When thinking about diseases and what makes them good candidates for newborn screening, it is paramount they meet certain criteria, including the feasibility of testing for that disease in the newborn period. Typically, this is done for the purpose of newborn screening using a dried blood spot matrix on dried blood that is collected from the newborn around 24–72 hours after birth, while ensuring that that test has low false positive rates and low false negative rates, as well. A second important criteria to consider is whether the natural history of the disease and the type targeted with newborn screening are sufficiently understood. MLD is a spectrum; therefore, it is fundamental to recognise what that spectrum looks like and how to target the various subtypes that may have effective treatments. The third condition considers the feasibility of the test, to make sure the process works. For this reason, prospective pilot studies that look at the feasibility of this testing all the way through the diagnosis and administration of early pre-symptomatic interventions are exceptionally useful. Lastly, the existence of an effective treatment, which is needed asymptomatically to improve outcomes, completes the picture.
For a family, hearing that their child has a fatal disorder is extremely difficult, and they require appropriate social and psychological support, explained Hanka Dekker, Director of VKS, Zwolle, the Netherlands. In certain situations, and until now, parents had to care for both an index patient and their younger sibling, both diagnosed with the disease, witnessing their children losing all their abilities within years. In many cases, these challenges led to the family break-up. Newborn screening can change all this by identifying the index patient early enough to be treated, and the resulting psychological follow-up for these families will be much better.
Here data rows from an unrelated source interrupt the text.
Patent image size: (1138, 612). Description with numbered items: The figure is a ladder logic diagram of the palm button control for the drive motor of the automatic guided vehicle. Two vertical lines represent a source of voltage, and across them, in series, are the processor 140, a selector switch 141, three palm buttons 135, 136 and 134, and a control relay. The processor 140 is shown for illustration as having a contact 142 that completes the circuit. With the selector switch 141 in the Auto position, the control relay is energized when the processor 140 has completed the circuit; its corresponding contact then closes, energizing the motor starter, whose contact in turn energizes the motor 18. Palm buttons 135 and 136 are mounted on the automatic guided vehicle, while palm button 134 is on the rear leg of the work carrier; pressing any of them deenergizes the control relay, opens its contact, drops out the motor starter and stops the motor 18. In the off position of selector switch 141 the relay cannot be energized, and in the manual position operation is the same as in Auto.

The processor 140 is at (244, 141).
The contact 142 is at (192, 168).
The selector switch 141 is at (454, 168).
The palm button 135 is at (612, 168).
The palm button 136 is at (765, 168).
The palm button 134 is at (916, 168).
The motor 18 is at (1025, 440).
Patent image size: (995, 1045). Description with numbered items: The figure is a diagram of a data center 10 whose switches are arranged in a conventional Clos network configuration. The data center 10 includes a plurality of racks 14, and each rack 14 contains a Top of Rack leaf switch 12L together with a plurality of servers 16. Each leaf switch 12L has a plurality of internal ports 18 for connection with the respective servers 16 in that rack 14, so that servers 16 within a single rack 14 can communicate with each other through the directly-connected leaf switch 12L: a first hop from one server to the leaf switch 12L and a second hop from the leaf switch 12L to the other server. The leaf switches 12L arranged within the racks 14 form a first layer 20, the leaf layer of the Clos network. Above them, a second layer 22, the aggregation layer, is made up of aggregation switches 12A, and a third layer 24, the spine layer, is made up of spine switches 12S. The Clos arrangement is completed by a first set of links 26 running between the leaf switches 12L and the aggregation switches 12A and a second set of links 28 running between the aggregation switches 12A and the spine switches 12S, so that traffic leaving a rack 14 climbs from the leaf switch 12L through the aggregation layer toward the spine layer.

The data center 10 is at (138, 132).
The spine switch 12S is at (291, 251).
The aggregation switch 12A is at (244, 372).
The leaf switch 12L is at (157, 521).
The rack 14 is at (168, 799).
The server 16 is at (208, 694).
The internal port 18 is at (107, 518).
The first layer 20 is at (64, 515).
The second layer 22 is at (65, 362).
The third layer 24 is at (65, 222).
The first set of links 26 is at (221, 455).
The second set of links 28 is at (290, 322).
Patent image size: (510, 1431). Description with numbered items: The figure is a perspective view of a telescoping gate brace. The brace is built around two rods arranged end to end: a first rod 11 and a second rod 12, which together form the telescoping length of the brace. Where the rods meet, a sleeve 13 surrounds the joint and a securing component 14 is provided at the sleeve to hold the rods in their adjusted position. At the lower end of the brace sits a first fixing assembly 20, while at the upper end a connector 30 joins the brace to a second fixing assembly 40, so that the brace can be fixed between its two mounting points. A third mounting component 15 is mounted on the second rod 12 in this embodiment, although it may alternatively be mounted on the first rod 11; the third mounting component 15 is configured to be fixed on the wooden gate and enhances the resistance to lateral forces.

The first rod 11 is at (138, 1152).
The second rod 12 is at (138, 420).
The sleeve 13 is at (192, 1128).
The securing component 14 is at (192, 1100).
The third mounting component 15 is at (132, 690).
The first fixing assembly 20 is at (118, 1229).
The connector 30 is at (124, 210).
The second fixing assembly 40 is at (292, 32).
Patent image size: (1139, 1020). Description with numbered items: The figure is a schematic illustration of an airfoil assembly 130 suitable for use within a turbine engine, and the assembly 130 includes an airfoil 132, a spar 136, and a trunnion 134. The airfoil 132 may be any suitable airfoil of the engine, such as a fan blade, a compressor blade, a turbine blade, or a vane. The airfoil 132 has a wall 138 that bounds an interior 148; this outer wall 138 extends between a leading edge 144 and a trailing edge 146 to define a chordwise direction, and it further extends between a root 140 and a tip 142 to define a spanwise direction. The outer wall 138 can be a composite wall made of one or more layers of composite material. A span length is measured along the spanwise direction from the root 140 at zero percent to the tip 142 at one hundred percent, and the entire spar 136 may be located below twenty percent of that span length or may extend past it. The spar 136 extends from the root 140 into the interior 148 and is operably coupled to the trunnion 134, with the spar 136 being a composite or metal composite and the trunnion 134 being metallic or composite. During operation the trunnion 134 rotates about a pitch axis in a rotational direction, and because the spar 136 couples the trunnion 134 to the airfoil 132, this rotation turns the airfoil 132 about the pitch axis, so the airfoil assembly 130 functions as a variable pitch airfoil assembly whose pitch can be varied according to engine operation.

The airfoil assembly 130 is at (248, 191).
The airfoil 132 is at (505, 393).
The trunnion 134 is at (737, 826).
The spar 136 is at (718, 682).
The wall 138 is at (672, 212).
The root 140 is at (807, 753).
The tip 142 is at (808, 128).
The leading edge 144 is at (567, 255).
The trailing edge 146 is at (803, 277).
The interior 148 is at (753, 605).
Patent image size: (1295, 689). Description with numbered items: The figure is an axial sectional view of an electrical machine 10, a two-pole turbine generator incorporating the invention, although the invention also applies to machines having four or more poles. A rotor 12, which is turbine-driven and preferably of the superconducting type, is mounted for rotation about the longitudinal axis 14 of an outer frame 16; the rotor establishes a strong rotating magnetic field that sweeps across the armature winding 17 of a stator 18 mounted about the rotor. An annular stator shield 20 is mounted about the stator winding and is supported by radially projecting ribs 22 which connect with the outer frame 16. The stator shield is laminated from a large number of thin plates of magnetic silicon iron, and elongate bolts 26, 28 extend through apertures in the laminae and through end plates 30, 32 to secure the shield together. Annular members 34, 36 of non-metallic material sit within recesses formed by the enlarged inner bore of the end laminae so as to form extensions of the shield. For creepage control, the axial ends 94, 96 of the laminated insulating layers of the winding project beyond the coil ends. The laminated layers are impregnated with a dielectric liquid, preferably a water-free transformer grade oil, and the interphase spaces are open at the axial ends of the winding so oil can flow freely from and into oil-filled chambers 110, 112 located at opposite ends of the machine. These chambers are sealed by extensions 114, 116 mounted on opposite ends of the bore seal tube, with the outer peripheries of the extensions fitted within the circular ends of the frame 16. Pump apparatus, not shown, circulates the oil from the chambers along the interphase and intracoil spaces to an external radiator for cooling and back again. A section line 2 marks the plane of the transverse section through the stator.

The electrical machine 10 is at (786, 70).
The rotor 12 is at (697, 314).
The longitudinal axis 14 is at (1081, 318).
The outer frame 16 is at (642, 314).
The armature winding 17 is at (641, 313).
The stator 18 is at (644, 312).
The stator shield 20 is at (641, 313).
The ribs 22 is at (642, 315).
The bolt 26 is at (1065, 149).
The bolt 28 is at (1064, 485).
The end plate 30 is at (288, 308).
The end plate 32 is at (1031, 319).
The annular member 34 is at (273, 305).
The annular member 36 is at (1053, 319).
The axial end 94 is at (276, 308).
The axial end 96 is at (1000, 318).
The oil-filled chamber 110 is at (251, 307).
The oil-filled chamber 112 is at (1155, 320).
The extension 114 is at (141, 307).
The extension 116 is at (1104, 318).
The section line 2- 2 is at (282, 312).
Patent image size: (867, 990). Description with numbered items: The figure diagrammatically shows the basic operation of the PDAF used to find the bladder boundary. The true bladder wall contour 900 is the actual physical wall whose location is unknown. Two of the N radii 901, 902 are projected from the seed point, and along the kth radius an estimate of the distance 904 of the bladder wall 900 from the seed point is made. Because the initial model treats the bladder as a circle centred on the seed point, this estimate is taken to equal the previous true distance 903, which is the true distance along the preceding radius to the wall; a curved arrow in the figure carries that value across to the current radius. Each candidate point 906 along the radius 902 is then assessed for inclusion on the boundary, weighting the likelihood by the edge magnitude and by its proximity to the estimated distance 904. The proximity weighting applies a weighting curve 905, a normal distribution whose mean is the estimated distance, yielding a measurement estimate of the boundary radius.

As explained by Gaviglio, when considering these criteria and applying them to MLD, it is appropriate to say that the disease meets them all and should be included in newborn screening panels. This will help the early identification of patients with MLD while still in the asymptomatic phase, allowing for early access to potential disease-modifying treatments and improved health outcomes that would otherwise be negated, leading to irreversible neurodegeneration and early death of affected children.